Ruth hugged the small toy, ignoring the dust and mildew that had settled into its fake fur, once white, now yellowed. She remembered how she had been proud of herself for not looking inside the duffel, for giving Robbie his precious privacy. She kicked the side of the bag; her toe bent backward as it struck something hard. She stifled a cry. Ruth dropped the rabbit and knelt on the floor to rip open the zipper. She had to know. There had to be more he could tell her.

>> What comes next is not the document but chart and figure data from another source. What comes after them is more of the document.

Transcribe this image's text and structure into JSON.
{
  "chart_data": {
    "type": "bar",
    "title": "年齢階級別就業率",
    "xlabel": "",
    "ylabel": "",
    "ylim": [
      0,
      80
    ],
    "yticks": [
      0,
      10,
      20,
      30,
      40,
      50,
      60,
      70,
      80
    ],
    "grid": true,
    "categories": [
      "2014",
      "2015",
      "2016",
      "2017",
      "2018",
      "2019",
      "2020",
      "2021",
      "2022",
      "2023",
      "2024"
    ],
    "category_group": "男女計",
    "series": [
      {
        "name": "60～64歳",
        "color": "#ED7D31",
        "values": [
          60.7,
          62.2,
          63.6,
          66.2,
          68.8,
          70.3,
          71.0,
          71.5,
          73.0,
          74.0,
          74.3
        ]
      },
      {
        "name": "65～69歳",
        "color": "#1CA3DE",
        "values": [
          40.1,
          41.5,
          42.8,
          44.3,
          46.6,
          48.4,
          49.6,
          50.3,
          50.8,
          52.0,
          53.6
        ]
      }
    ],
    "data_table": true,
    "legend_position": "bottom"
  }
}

Opening the bag released the same smell of wood smoke and pine Ruth had picked up before, combined with the sharp musky smell of his deodorant. It had always struck her as too strong, but now she inhaled until her eyes stung. She unrolled a sweat-stained T-shirt and buried her face in it, then pulled it over her head, shoved her arms through the sleeves. She pawed through the other clothes: shirts, socks, jeans, clean and dirty, all rolled and stacked. She found his green and khaki service uniform, then his fatigues. A digital camera. His Dopp kit, a couple of dog-eared copies of
Dirt Rider Magazine
she remembered sending him months ago. When she lifted out his fatigue jacket, a thick photo album dropped back into the bottom of the bag. She recognized the scuffed vinyl binder from her grandmother's house. But as she picked it up, a black-and-white composition book tumbled from between its covers onto the floor. The name on the front was hers. Dried stains obscured the last few
letters of the precise script she'd practiced in high school. She picked it up and flipped it open. What had made Robbie want it?

The first few pages revealed the girl she had been: a maker of lists, a keeper of assignments, a compulsive note taker. A believer in the power of plans. The book contained lists of colleges she'd never be able to afford even if they accepted her and notes on conversations with the overweight and overburdened guidance counselor more familiar with vocational schools than college scholarships. Neat checks marked tasks completed: get applications, complete essays, meet deadlines for mailing them in.

Then her rounded
m
's and uniformly slanted
b
's and
l
's gave way to Robbie's scrawl. Ruth was aware of a rushing sound in her ears, like rapids at a river bend. She crawled nearer to the bedside table and turned on the light. Words ran across the pages, unbound by dates or times, spilling into the margins. Skipped lines, sudden gaps of white space, were the only indication that time may have passed between entries.

same fuckin dream—know they're in there, gotta get 'em out—can't find—unzip the bags but all i see are pieces—hanny's leg—pete's—try to put pieces together—too many

Ruth stopped. She became aware of her own breathing, short, heavy, panting. Her nightshirt stuck to her chest and back. She could stop now, close the book before she read another word.
No.
Then she forced herself to open it again. Her son was in there. She had to look.